A $150 million bus rapid transit line connecting downtown Minneapolis and Burnsville could be in jeopardy.
As Dakota County changes transit funding picture, Orange Line BRT could be in jeopardy
Dakota County action is one more funding hurdle.
The Orange Line, planned to run 17 miles along Interstate 35W, is slated to open in 2019. But after a legislative session that failed to pass a bonding bill, and a shake-up on the metro-area board that funds regional transit projects, it's unclear whether there will be enough money to complete it.
The bulk of Orange Line funding, about $120 million, is expected to come from the federal government and the Counties Transit Improvement Board (CTIB), a powerful but little-known body that uses taxes levied in Anoka, Dakota, Hennepin, Ramsey and Washington counties to fund regional projects.
But on Tuesday, the Dakota County Board finalized its decision to leave CTIB. Dakota County officials have said they put more money into CTIB than they get back, and that it doesn't support the kinds of projects the county needs — namely, transportation that runs on roads and not rails.
The County Board's vote came a week after CTIB decided against immediately filling a gap of more than $12 million for the Orange Line left by the failed bonding bill, an action that several Dakota County officials interpreted as retaliation for the county's withdrawal from CTIB.
Without that money, the Metropolitan Council project could face cash flow problems by the end of the summer.
In a statement, Met Council Chairman Adam Duininck said the regional planning agency's commitment to the Orange Line hadn't changed.
"We will continue to work with our local partners to secure the remaining local funding, so we can continue to build out the regional transit system the metro needs to be competitive with other peer regions," he said.
Later, Duininck said that "this isn't the best mode to fund transit, but we'll continue to work together."
While most Dakota County commissioners seemed anxious to leave CTIB and start funding their own projects, Board Chairwoman Nancy Schouweiler — who cast the lone dissenting vote Tuesday — said she thought the decision was premature. Funds are up in the air for the Red Rock Corridor transitway between St. Paul and Hastings, as well as the Red Line bus service linking the Mall of America and Apple Valley, she said.
"What do we do about these projects?" Schouweiler said. "There's still a lot of questions out there that we don't have answers to."
Hennepin County Commissioner Peter McLaughlin, a vocal transit advocate who is chairman of the CTIB board, said provisions were made for counties to withdraw from CTIB in an "orderly manner so the organization would remain stable." CTIB will move forward with its projects, he said, including the Orange Line and the proposed Southwest and Bottineau light-rail lines.

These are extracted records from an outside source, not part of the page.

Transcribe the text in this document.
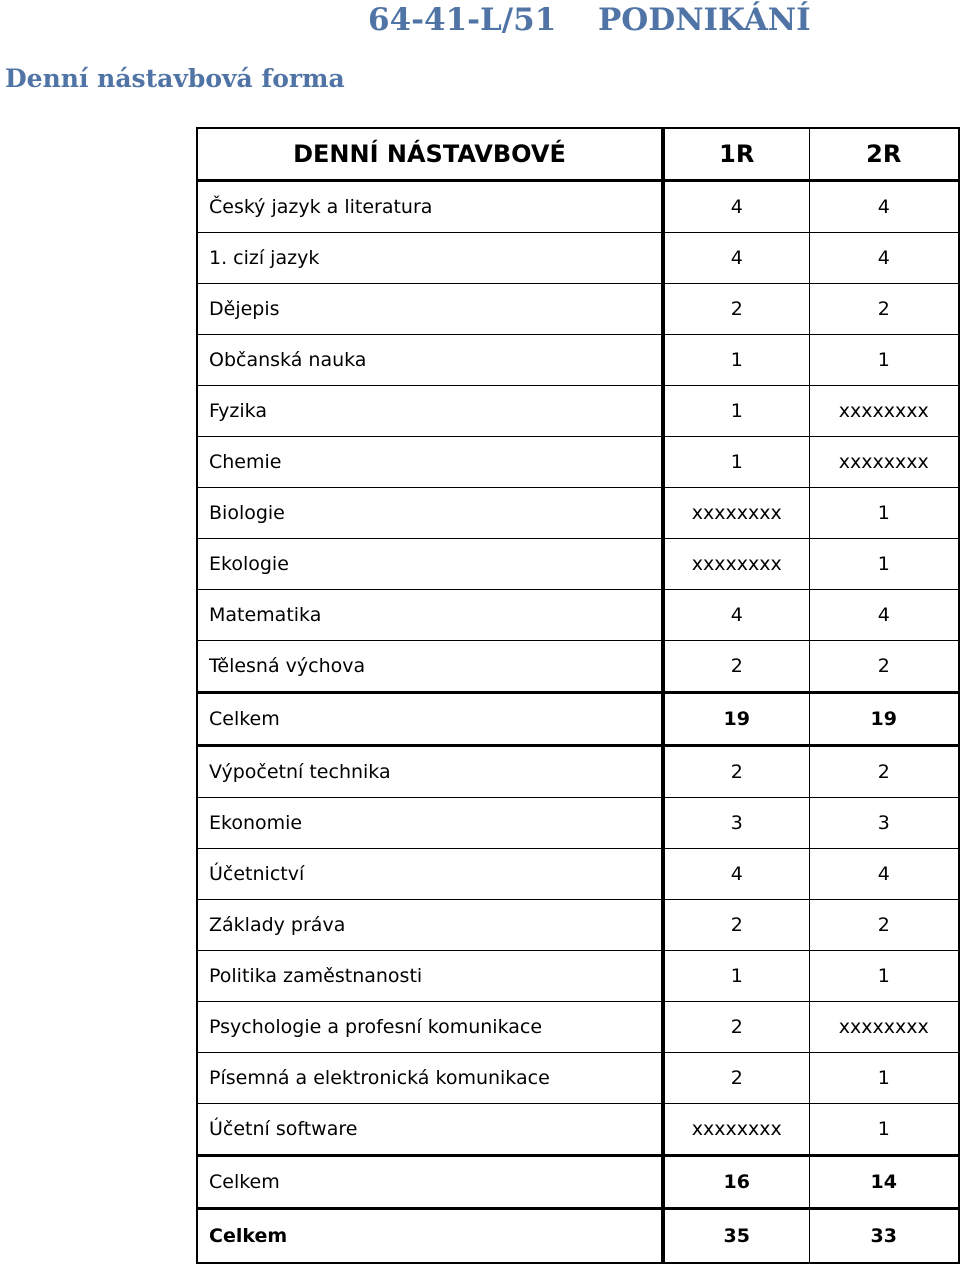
64-41-L/51 PODNIKÁNÍ
Denní nástavbová forma
DENNÍ NÁSTAVBOVÉ	1R	2R
Český jazyk a literatura	4	4
1. cizí jazyk	4	4
Dějepis	2	2
Občanská nauka	1	1
Fyzika	1	xxxxxxxx
Chemie	1	xxxxxxxx
Biologie	xxxxxxxx	1
Ekologie	xxxxxxxx	1
Matematika	4	4
Tělesná výchova	2	2
Celkem	19	19
Výpočetní technika	2	2
Ekonomie	3	3
Účetnictví	4	4
Základy práva	2	2
Politika zaměstnanosti	1	1
Psychologie a profesní komunikace	2	xxxxxxxx
Písemná a elektronická komunikace	2	1
Účetní software	xxxxxxxx	1
Celkem	16	14
Celkem	35	33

McLaughlin added, however, that Dakota County must figure out how to pay for half the operating expenses for the Red and Orange lines that CTIB was expected to cover.
Dakota County isn't officially out of CTIB until 2019. Between now and then, it will continue to levy a transportation sales tax that will go into CTIB's coffers, but it will have less say in what the body does.
The Met Council is requesting that CTIB commit about $45 million in August for the Orange Line. That money would be used to leverage federal dollars.
At Tuesday's County Board meeting, commissioners raised concerns about whether money from CTIB will come through. Commissioner Tom Egan described the CTIB vote to table funds for the Orange Line as retaliation for Dakota County's decision to leave.
"These are some of the games that are being played," he said.
But Egan said he's hopeful that, by August, the initial reaction will have subsided.
"We can get along, and I think we can get a lot of things done," he said. "We have to work together. We have to."